Researchers in Japan and Wisconsin report major advance in stem cell research

  

“The field is moving at lightning speed,” said Harvard Stem Cell
Institute (HSCI) Co-Director Doug Melton in response to just-published
papers by Japanese researchers and researchers at the University of
Wisconsin reporting reprogramming adult human skin cells to produce
cells similar to human embryonic stem cells. 

But Melton and other researchers are cautioning that it is much too
soon to consider the work by Shinya Yamanaka and colleagues, at Kyoto
University, and James Thompson, at the University of Wisconsin, an
alternative to research based on the use of human embryonic stem cells,
which require the destruction of blastocysts to extract the cells.
“This is an exciting advance, and it’s likely to be very valuable,”
Melton said, cautioning that “we have to remember that this is still
using retroviruses, which are a real limitation. Still, this is one
more important step showing that this method is probably going to work
eventually. It’s hard for me at this point to see it be applicable to
treating human disease. But I’m just delighted.”

Yamanaka’s work,
published online today (Nov. 20) by the journal Cell, involves using
four factors — including cancer genes — that are inserted into human
adult skin cells using retroviruses. It was only last summer that he,
Konrad Hochedlinger of HSCI and the Massachusetts General Hospital
Center for Regenerative Medicine, and Rudolph Jaenisch, of the
Whitehead Institute and MIT, independently and simultaneously reported
doing the same thing using mouse skin cells. Because the method
involves the use of cancer genes and retroviruses — which can turn on
cancer genes — there is general agreement that such cells could not be
used to treat patients.

Thompson’s work is published in the journal Science.

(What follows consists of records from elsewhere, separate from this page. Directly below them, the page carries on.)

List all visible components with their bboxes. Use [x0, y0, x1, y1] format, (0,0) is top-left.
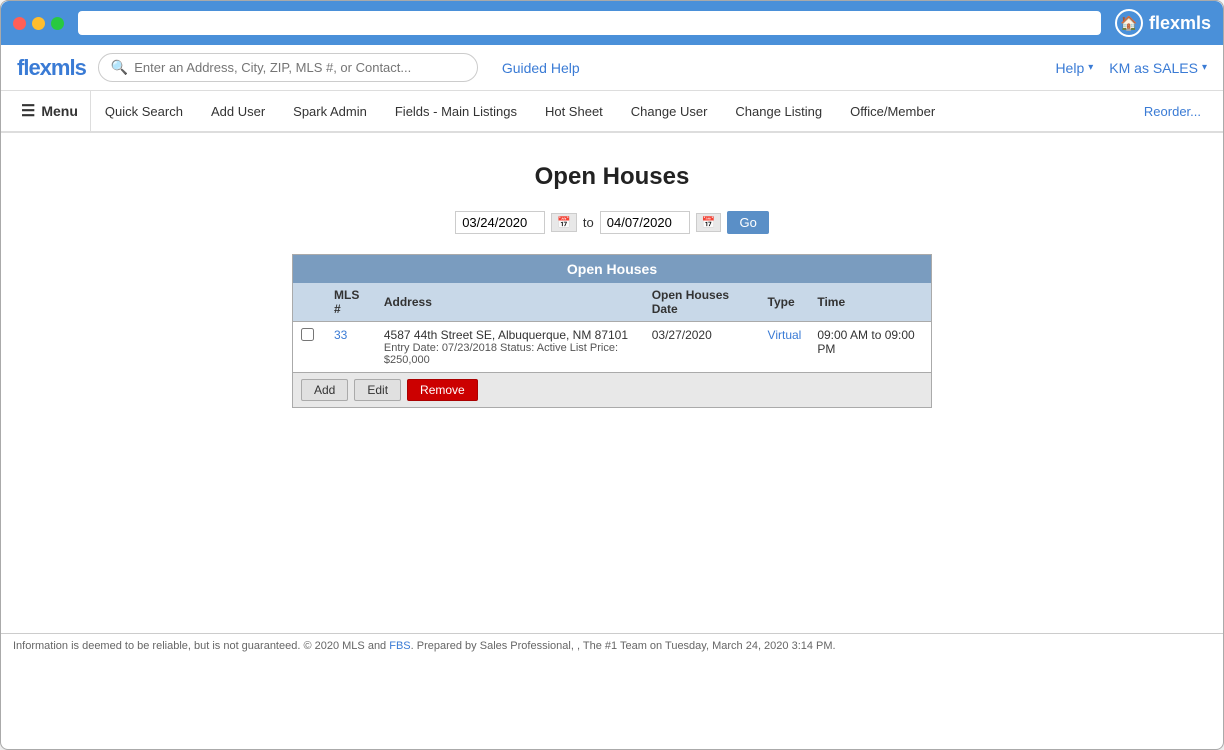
- row-mls-cell: 33: [326, 322, 376, 373]
- menu-bar: ☰ Menu Quick Search Add User Spark Admin…: [1, 91, 1223, 133]
- application-window: 🏠 flexmls flexmls 🔍 Guided Help Help ▾ K…: [0, 0, 1224, 750]
- date-to-label: to: [583, 215, 594, 230]
- brand-logo[interactable]: flexmls: [17, 55, 86, 81]
- window-chrome: 🏠 flexmls: [1, 1, 1223, 45]
- row-checkbox-cell: [293, 322, 326, 373]
- add-button[interactable]: Add: [301, 379, 348, 401]
- col-header-date: Open Houses Date: [644, 283, 760, 322]
- browser-address-bar[interactable]: [78, 11, 1101, 35]
- help-menu[interactable]: Help ▾: [1055, 60, 1093, 76]
- date-from-input[interactable]: [455, 211, 545, 234]
- col-header-time: Time: [809, 283, 931, 322]
- go-button[interactable]: Go: [727, 211, 768, 234]
- action-bar: Add Edit Remove: [293, 372, 931, 407]
- menu-item-add-user[interactable]: Add User: [197, 94, 279, 129]
- col-header-checkbox: [293, 283, 326, 322]
- hamburger-icon: ☰: [21, 101, 35, 121]
- open-houses-table: MLS # Address Open Houses Date Type Time…: [293, 283, 931, 372]
- row-time-cell: 09:00 AM to 09:00 PM: [809, 322, 931, 373]
- date-to-input[interactable]: [600, 211, 690, 234]
- close-button[interactable]: [13, 17, 26, 30]
- open-houses-table-container: Open Houses MLS # Address Open Houses Da…: [292, 254, 932, 408]
- col-header-address: Address: [376, 283, 644, 322]
- menu-toggle-button[interactable]: ☰ Menu: [9, 91, 91, 131]
- menu-item-fields-main[interactable]: Fields - Main Listings: [381, 94, 531, 129]
- row-checkbox[interactable]: [301, 328, 314, 341]
- browser-brand-label: flexmls: [1149, 13, 1211, 34]
- page-title: Open Houses: [21, 163, 1203, 191]
- table-row: 33 4587 44th Street SE, Albuquerque, NM …: [293, 322, 931, 373]
- row-type-cell: Virtual: [760, 322, 810, 373]
- global-search-input[interactable]: [134, 60, 465, 75]
- reorder-button[interactable]: Reorder...: [1130, 94, 1215, 129]
- menu-item-quick-search[interactable]: Quick Search: [91, 94, 197, 129]
- mls-number-link[interactable]: 33: [334, 328, 347, 342]
- user-chevron-icon: ▾: [1202, 62, 1207, 73]
- menu-item-change-user[interactable]: Change User: [617, 94, 722, 129]
- col-header-mls: MLS #: [326, 283, 376, 322]
- guided-help-link[interactable]: Guided Help: [502, 60, 580, 76]
- listing-type: Virtual: [768, 328, 802, 342]
- global-search-box[interactable]: 🔍: [98, 53, 478, 82]
- help-chevron-icon: ▾: [1088, 62, 1093, 73]
- menu-item-change-listing[interactable]: Change Listing: [721, 94, 836, 129]
- menu-item-hot-sheet[interactable]: Hot Sheet: [531, 94, 617, 129]
- footer-fbs-link[interactable]: FBS: [389, 640, 410, 652]
- address-meta: Entry Date: 07/23/2018 Status: Active Li…: [384, 342, 636, 366]
- remove-button[interactable]: Remove: [407, 379, 478, 401]
- minimize-button[interactable]: [32, 17, 45, 30]
- search-icon: 🔍: [111, 59, 128, 76]
- nav-right-area: Help ▾ KM as SALES ▾: [1055, 60, 1207, 76]
- date-filter-bar: 📅 to 📅 Go: [21, 211, 1203, 234]
- top-navigation: flexmls 🔍 Guided Help Help ▾ KM as SALES…: [1, 45, 1223, 91]
- menu-item-office-member[interactable]: Office/Member: [836, 94, 949, 129]
- browser-logo: 🏠 flexmls: [1115, 9, 1211, 37]
- row-date-cell: 03/27/2020: [644, 322, 760, 373]
- footer-text-before: Information is deemed to be reliable, bu…: [13, 640, 389, 652]
- edit-button[interactable]: Edit: [354, 379, 401, 401]
- menu-item-spark-admin[interactable]: Spark Admin: [279, 94, 381, 129]
- col-header-type: Type: [760, 283, 810, 322]
- footer: Information is deemed to be reliable, bu…: [1, 633, 1223, 658]
- flexmls-logo-icon: 🏠: [1115, 9, 1143, 37]
- maximize-button[interactable]: [51, 17, 64, 30]
- date-to-calendar-button[interactable]: 📅: [696, 213, 722, 232]
- user-menu[interactable]: KM as SALES ▾: [1109, 60, 1207, 76]
- row-address-cell: 4587 44th Street SE, Albuquerque, NM 871…: [376, 322, 644, 373]
- footer-text-after: . Prepared by Sales Professional, , The …: [411, 640, 836, 652]
- date-from-calendar-button[interactable]: 📅: [551, 213, 577, 232]
- main-content: Open Houses 📅 to 📅 Go Open Houses MLS # …: [1, 133, 1223, 633]
- address-line1: 4587 44th Street SE, Albuquerque, NM 871…: [384, 328, 636, 342]
- table-title: Open Houses: [293, 255, 931, 283]
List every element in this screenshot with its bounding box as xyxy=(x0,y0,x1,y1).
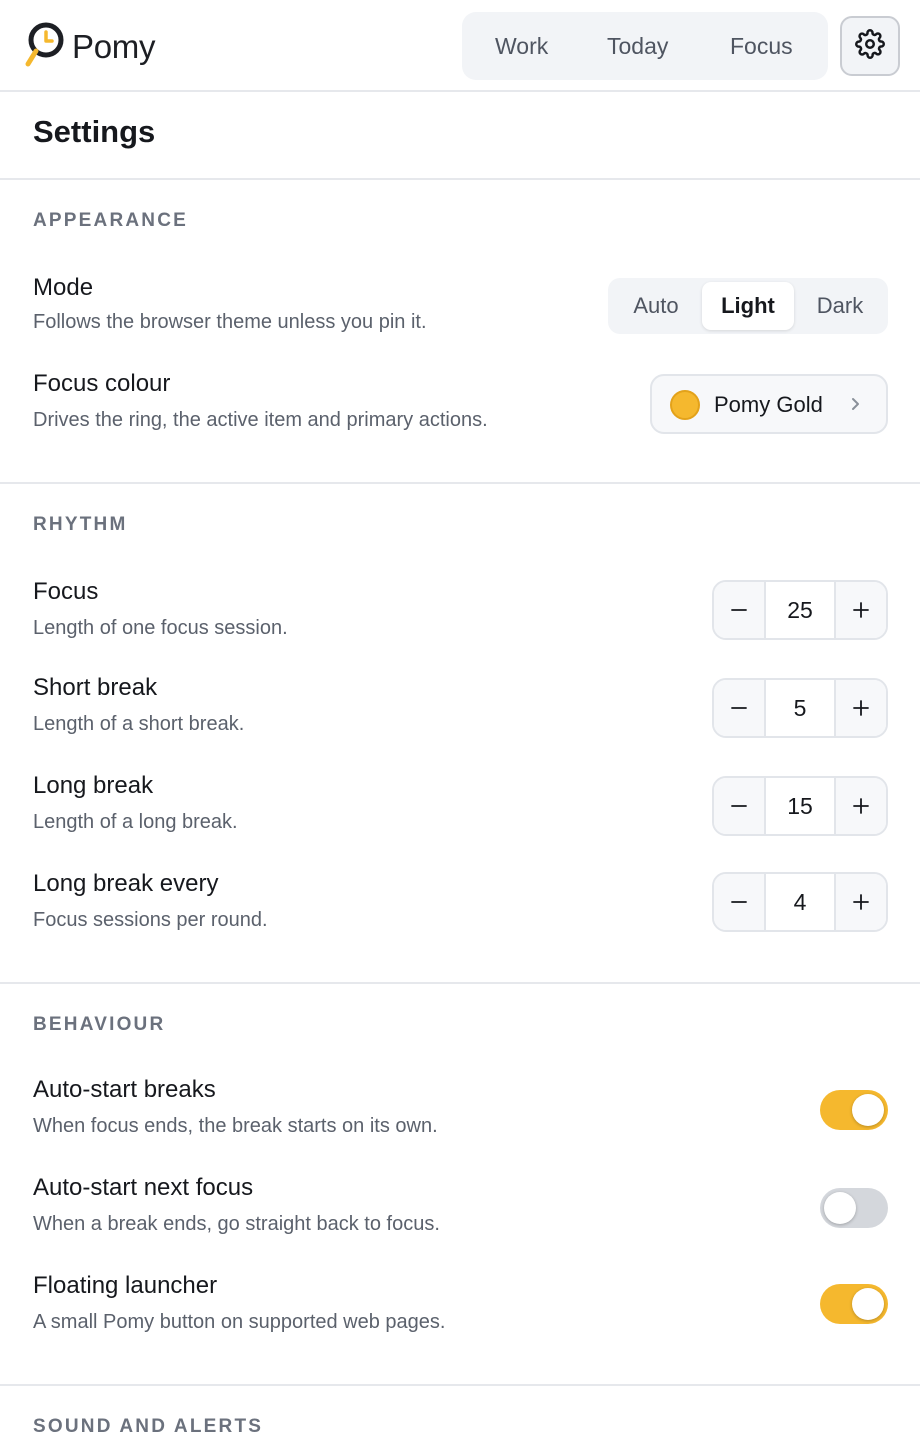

 Human embryonic stem cells are able to differentiate into any cell
type in the body, and researchers believe that they hold enormous
promise as either direct treatments for a host of chronic diseases —
including diabetes, cancers, heart disease, and numerous
neurodegenerative conditions — or as targets against which chemicals
could be screened to develop new pharmaceutical treatments for those
same diseases. Melton, who is Co-Director of Harvard’s inter-school Department of Stem Cell and Regenerative Biology, and HSCI principal faculty members Kevin Eggan and
George Daley have the approval of University and hospital oversight
groups to do somatic cell nuclear transfer experiments — producing
disease- and patient-specific stem cells by cloning the cells of
patients.

Hochedlinger, who last summer published a study similar
to Yamanaka’s mouse study, said of Yamanaka’s latest report, “We have
to get rid of the viruses. We don’t want retroviruses in the cells.
They could activate oncogenes, or be turned on inappropriately in
mature cells and cause cancer.” Hochedlinger cautioned that “there are
still major hurdles that need to be overcome before thinking about
replacing human embryonic stem cells with these cells.”

In fact,
Yamanaka supports that assessment. He, Hochedlinger, and Jaenisch,
joined by Insoo Hyun, of the Department of Bioethics at Case Western
Reserve School of Medicine, coauthored a letter published recently in
the journal Cell Stem Cell titled “New Advances in iPS Cell Research Do
Not Obviate the Need for Human Embryonic Stem Cells.”

“We hold that
research into all avenues of human stem cell research must proceed
together,” the researchers wrote. “Society deserves to have the full
commitment of scientific inquiry at its service. And science is a
practice that works best when it is  approached with an open and
creative mind. Research into one approach can inspire new ideas in
unpredictable and exciting ways.”

Eggan, who himself published a paper
on an alternative method of producing cells with the properties of
embryonic stem cells, called Yamanaka’s latest finding “a wonderful
result,” but went on to warn that “all the problems that existed with
animals are still here. The use of retroviruses has been shown to cause
cancer in gene therapy, plus there’s a direct use of oncogenes here,” in the Yamanaka work.

“This
shows that in principle this works in humans,” Eggan said, “but these
cells are modified in such a way that you could never use them for
human therapy. These things could be used for disease modeling” —
creating a disease in a dish in order to study its natural progression
— “but that has to be tried.”

Melton predicted that today’s news will be
used by opponents of human embryonic stem cell research to argue that
it should be stopped until this new method can replace it.“People will
be saying this experiment suggests that we shouldn’t be using human
embryos,” said Melton, whose laboratory has produced most of the
embryonic stem cell lines now being used by researchers around the
world.

“Until the alternative is shown to produce the same kind of
extremely versatile, normal cells that we derive from previously frozen
human blastocysts, it would be unfair to patients to renounce that
approach.

“However,” he continued, “we appear to be closer than
we ever thought we might be to a day when we could use this alternative
method. I’d welcome this other method because it’s easier to obtain the
material, and doesn’t raise ethical questions that some find troubling.”
Equally importantly, he said, is the fact that using this other approach should enormously
increase the amount of funding available for the research.